One thing is sure: If I had not come to know Peter Handke personally, I would experience his books always as reports of travels in places that I would immediately want to visit myself. Because I was with the writer in the scenes of his narrations before they entered his writing, I know the deep truth of his texts. I once saw joy in the eyes of a reader of The Moravian Night (a story with origins on the Morawa River). “In the book lots of things are different, but while reading I suddenly wanted to go home,” he said to me. And I am convinced that even the readers in Handke’s birthplace Griffen who accused him of having watched them playing soccer and having then used them as material for The Goalie’s Anxiety at the Penalty Kick, were proud that they, even if in another form, were mentioned in the book. Just as Zlatko and I perked up when we, in the Moravian night – Zlatko while reading, I while translating – came upon the line “each one sat at his table,” exactly like it had been when the three of us sat on the deck of the Moravian hotel ship where we had spent the night, on the morning after a bitter conflict during which one word had led to another.

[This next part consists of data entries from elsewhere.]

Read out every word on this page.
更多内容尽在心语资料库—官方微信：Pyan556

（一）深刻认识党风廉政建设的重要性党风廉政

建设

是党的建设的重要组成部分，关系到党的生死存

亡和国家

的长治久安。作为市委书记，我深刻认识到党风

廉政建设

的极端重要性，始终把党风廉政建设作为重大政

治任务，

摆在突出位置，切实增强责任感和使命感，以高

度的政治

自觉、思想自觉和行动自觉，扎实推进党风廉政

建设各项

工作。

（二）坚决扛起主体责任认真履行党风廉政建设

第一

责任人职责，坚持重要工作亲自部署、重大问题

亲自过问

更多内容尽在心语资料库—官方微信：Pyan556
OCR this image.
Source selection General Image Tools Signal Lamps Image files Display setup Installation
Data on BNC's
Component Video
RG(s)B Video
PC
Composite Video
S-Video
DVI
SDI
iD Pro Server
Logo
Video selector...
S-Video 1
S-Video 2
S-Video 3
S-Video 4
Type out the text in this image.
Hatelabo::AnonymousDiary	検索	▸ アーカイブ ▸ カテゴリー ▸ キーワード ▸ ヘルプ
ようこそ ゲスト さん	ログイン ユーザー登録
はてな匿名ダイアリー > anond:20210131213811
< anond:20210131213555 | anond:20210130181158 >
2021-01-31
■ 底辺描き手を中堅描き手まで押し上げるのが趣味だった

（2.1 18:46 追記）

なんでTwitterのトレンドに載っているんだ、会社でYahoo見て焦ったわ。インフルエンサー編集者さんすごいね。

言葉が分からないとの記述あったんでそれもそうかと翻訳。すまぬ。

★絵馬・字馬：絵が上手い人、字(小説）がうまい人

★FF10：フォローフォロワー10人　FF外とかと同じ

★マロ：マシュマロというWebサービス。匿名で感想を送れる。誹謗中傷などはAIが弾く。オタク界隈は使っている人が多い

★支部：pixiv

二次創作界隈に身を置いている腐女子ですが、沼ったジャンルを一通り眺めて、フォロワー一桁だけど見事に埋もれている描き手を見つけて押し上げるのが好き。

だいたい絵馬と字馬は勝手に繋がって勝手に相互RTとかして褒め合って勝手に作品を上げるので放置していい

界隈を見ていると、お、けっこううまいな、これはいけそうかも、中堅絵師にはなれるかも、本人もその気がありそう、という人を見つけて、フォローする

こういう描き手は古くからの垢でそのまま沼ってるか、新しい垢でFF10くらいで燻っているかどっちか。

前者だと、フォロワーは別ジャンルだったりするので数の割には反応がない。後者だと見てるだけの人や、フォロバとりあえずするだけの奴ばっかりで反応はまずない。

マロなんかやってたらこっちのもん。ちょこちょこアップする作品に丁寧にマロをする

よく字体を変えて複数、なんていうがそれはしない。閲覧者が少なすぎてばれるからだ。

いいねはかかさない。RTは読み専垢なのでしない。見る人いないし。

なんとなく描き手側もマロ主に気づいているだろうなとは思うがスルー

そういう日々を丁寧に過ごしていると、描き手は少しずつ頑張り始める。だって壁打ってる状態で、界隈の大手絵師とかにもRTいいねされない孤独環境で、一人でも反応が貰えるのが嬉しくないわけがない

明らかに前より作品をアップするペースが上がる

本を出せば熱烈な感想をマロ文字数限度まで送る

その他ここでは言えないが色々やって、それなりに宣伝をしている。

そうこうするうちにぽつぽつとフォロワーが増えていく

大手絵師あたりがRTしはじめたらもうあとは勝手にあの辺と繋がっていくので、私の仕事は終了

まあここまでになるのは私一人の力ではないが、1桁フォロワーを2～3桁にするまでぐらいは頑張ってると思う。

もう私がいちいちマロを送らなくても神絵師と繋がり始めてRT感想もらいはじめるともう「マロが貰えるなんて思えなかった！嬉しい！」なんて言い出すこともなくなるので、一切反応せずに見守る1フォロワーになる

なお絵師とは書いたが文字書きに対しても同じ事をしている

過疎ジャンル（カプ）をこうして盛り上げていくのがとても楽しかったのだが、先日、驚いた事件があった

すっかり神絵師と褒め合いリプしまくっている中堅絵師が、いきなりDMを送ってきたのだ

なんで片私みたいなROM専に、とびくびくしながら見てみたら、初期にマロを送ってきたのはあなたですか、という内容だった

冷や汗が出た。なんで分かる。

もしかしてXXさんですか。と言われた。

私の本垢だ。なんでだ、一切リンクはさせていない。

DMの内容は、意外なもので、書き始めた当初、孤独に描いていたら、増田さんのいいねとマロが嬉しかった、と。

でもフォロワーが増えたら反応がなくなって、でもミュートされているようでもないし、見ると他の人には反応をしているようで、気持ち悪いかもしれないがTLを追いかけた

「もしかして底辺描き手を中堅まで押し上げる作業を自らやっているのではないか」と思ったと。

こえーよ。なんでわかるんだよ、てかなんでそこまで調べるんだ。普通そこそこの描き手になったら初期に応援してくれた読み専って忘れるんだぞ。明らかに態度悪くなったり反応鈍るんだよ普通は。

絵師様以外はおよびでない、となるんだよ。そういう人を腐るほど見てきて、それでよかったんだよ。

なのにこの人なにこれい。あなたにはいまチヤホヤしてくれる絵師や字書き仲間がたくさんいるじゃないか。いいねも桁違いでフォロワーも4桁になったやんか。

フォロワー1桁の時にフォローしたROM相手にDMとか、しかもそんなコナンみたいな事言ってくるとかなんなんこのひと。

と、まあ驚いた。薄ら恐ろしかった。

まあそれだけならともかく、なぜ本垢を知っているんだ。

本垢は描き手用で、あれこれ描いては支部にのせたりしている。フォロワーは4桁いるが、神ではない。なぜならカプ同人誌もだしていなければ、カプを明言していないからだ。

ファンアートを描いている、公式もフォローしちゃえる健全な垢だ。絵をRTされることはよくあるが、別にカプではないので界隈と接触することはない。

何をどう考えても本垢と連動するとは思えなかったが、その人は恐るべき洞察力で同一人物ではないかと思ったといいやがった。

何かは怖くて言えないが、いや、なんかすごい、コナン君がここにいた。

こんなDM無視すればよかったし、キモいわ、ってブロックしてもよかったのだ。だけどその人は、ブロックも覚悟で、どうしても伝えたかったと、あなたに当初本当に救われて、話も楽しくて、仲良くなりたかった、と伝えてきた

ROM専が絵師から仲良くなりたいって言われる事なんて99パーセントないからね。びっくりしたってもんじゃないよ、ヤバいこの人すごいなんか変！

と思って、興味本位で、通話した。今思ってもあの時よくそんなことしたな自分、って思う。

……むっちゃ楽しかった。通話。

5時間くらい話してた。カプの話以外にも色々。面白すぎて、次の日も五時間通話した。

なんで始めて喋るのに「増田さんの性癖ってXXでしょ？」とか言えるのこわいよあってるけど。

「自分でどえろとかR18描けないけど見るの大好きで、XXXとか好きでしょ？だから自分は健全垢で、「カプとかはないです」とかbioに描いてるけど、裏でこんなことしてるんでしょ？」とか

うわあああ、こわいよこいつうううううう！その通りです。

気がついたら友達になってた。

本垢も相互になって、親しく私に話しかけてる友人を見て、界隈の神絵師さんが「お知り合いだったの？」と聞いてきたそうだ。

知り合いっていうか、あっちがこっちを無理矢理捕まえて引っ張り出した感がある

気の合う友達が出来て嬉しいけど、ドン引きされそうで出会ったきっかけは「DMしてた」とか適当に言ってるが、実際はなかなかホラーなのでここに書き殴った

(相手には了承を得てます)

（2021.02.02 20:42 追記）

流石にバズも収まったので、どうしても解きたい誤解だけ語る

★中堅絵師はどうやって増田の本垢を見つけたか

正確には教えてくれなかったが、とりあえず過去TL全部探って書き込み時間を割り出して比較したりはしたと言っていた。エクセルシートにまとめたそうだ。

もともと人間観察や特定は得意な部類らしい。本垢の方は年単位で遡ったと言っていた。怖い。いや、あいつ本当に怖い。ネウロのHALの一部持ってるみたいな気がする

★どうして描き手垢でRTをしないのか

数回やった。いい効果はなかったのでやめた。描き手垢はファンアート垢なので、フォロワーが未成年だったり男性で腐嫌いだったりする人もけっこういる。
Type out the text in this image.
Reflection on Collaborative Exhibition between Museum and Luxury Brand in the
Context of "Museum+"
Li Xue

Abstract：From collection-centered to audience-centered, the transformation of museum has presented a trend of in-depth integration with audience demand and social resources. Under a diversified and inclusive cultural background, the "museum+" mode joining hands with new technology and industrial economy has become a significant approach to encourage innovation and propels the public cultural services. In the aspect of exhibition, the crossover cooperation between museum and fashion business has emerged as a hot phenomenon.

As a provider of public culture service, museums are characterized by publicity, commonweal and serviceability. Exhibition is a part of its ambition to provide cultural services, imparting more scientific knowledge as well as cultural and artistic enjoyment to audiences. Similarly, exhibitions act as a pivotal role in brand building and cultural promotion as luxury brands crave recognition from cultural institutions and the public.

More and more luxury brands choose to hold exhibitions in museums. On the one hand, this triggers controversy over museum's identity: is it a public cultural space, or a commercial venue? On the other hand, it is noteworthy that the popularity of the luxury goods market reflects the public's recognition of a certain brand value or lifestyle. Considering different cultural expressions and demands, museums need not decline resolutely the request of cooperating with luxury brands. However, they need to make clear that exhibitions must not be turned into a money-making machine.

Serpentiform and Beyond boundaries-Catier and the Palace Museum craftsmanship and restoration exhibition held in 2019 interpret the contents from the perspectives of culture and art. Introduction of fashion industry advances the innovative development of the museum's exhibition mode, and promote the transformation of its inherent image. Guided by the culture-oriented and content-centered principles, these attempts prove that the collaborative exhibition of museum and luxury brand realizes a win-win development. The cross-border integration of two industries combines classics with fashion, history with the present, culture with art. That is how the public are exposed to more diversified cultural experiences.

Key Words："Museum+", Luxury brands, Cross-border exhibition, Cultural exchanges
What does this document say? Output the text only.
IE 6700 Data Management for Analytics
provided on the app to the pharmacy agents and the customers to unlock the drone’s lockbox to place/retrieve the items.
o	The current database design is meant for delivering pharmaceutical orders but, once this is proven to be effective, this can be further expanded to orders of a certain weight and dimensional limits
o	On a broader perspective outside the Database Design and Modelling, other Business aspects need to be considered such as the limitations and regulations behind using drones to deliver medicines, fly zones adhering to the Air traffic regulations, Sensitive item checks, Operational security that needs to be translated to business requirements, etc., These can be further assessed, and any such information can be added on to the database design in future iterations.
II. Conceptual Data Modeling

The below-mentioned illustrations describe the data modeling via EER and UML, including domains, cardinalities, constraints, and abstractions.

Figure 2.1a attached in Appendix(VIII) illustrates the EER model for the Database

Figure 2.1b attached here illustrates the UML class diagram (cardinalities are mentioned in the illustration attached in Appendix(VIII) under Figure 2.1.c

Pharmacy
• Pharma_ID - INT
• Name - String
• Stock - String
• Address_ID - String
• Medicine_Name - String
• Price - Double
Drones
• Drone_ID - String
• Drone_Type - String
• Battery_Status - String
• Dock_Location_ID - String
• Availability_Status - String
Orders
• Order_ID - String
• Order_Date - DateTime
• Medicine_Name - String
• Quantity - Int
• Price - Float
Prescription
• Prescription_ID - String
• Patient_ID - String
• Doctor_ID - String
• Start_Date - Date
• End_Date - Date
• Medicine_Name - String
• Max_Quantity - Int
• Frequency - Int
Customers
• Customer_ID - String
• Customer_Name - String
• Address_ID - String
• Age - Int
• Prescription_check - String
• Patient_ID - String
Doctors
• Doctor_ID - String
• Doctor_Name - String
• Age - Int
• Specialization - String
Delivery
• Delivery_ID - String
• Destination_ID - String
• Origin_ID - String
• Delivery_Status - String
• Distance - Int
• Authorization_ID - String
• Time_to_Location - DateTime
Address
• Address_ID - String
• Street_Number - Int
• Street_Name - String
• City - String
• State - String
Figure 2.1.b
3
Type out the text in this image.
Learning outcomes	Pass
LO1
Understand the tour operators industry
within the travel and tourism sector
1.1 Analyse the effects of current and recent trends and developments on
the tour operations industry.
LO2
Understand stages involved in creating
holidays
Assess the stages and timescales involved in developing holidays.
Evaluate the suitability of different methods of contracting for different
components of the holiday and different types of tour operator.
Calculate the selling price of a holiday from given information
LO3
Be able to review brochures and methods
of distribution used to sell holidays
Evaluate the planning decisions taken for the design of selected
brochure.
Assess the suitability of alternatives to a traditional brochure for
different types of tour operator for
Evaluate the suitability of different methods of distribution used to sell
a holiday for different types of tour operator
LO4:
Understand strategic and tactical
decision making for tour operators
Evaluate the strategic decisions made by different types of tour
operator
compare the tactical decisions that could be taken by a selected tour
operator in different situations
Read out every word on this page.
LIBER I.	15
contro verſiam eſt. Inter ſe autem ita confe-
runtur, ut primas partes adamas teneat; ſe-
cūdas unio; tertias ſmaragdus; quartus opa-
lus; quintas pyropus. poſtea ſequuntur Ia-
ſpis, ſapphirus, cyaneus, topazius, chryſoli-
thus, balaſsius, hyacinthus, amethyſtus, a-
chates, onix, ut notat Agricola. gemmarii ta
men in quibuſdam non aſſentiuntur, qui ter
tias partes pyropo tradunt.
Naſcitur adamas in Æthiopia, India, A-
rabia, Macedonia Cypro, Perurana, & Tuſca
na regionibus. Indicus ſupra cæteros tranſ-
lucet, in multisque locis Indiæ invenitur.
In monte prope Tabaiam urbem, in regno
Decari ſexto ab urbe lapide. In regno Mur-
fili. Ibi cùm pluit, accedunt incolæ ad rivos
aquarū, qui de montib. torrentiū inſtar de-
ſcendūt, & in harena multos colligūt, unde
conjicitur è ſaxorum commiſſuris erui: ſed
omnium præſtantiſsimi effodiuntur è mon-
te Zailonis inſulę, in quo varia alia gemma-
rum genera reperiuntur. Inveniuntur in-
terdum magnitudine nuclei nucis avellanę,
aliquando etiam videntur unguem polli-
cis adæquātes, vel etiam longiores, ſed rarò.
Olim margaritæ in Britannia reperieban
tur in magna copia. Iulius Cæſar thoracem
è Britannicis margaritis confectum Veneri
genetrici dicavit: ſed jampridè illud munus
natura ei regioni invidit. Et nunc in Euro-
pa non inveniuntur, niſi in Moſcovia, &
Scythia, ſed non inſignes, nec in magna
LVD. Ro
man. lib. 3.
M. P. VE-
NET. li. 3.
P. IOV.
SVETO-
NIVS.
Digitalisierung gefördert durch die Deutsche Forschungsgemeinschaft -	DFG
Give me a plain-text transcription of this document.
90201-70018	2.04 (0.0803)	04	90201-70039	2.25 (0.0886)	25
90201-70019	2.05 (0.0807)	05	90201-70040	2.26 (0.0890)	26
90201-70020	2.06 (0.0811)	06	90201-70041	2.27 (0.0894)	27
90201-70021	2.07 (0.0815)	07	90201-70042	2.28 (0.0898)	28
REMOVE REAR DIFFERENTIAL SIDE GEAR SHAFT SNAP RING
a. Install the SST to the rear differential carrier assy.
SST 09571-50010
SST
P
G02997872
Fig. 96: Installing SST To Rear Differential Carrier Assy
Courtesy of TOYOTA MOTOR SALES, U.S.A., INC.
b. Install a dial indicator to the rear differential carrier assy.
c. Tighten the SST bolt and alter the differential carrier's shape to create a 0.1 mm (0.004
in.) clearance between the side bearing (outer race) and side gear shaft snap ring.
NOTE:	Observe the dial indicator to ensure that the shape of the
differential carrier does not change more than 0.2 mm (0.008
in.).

Each of us ate breakfast alone, each at a separate table, and we were silent for a long time; later, of course, we made up, delicately resumed contact, showed one another affection and respect.
After thirty years of friendship with Peter Handke, I am still impressed with the writer’s sharp sight that gives rise to his fascinating depictions, true images of the experiences that are the heart of all narration. I am still deeply moved by Handke’s unerring consistency in selecting from experience the images he depicts. The landscapes through which we traveled, and also the ones I myself did not travel in, are for me, as described in Handke’s books, like the white spots in the field of vision after strong pressure on my eyelids, and at the same time like the gentle breath of air that brushes over them. Didn’t I, Handke’s translator, experience these images during the wars in the Balkans as a rescuing light at the end of the tunnel full of horror? Remarkable images from Alaska, Griffen, Paris, Bajina Bašta, Porodin, Zemun, Logroño, Thessaloniki, from the mountain ranges of Fruška Gora, Sierra de Gredos, Saint Victoire, and of the Harz, from Daimiel, Majdanpek, Sokolac, the island of Krk, the villiage of Tomaj, from Damascus, Sarajevo, Trebinje, the Japanese Aomori, Split, München, Salzburg. Naturally also from Velika Hoča in Kosovo, where Peter Handke – or did I only dream that? – will celebrate his 70th birthday today; raw material for a new story…
___
Žarko Radaković, born in 1947, is a writer and translator. He has lived in Germany since 1978, first in Tübingen, since 1990 in Cologne. He studied world literature in Belgrade and German Studies, art history, and philosophy in Tübingen. He has published seven novels and two volumes of stories in Belgrade. Two of his books will soon appear in New York (Repetition and Vampires & A Reasonable Dictionary, both with Scott Abbott). David Albahari calls him the most radical contemporary Serbian writer. For more than two decades, Radaković has translated Peter Handke into Serbian – 24 translations and counting.